An example: I first came up with the idea for The Better Mother when I was researching the history of Vancouver’s Chinatown.
I discovered that in the mid-twentieth century, Chinatown was home to a number of burlesque cabarets, something my grandfather and father never discussed with my sisters and me (and probably for good reason). It seemed like a perfect storm of little-known historical facts: a neighbourhood of lonely men who had left their families behind in China, and scantily (but also glamorously) dressed women whose job it was to entertain them. Something must have happened when these two groups met. And I wanted to write about it.
There are, of course, many political and social issues at work in The Better Mother. Race, gender, poverty, the HIV/AIDS crisis, even a smattering of World War Two (as an aside: I always swore I would never write a Canadian war novel, but if you look hard enough, World War Two has appeared in every single one of my novels). But at the core of the book is the friendship between Danny, a gay, Chinese Canadian photographer, and Val, a longtime burlesque dancer, and how that friendship allows them to make sense of the decisions that have shaped their lives.

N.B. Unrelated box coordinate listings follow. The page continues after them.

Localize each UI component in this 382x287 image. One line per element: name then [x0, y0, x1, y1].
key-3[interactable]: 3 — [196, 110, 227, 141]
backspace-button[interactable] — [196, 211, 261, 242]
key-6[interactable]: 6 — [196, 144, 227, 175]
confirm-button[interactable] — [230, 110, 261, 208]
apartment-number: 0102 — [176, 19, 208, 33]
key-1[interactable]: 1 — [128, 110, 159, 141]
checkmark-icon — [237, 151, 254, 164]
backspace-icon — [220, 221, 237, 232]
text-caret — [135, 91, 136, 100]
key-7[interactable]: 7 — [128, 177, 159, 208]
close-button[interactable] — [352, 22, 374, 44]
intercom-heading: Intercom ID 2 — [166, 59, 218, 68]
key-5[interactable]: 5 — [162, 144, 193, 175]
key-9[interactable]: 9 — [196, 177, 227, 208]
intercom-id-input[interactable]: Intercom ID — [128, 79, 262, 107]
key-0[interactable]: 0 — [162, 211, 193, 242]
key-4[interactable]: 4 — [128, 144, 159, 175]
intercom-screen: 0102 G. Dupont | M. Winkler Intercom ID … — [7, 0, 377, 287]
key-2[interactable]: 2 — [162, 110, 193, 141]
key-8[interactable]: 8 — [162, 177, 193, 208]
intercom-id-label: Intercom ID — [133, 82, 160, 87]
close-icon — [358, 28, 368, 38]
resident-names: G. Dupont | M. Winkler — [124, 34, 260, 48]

The novel follows their failed love affairs, lost children, and their attempts to make peace with their families. It is these moments of intersection that I love to write about and, I think, that others like to read about.
While race has always been a galvanizing issue for me both personally and politically, I have always been more interested in the human stories that bloom around race. I want to feel things when I read, as most people do. The story and its human characters always come first, and the politics, or the issues that I care most about, always find a way in, even if I don’t realize it.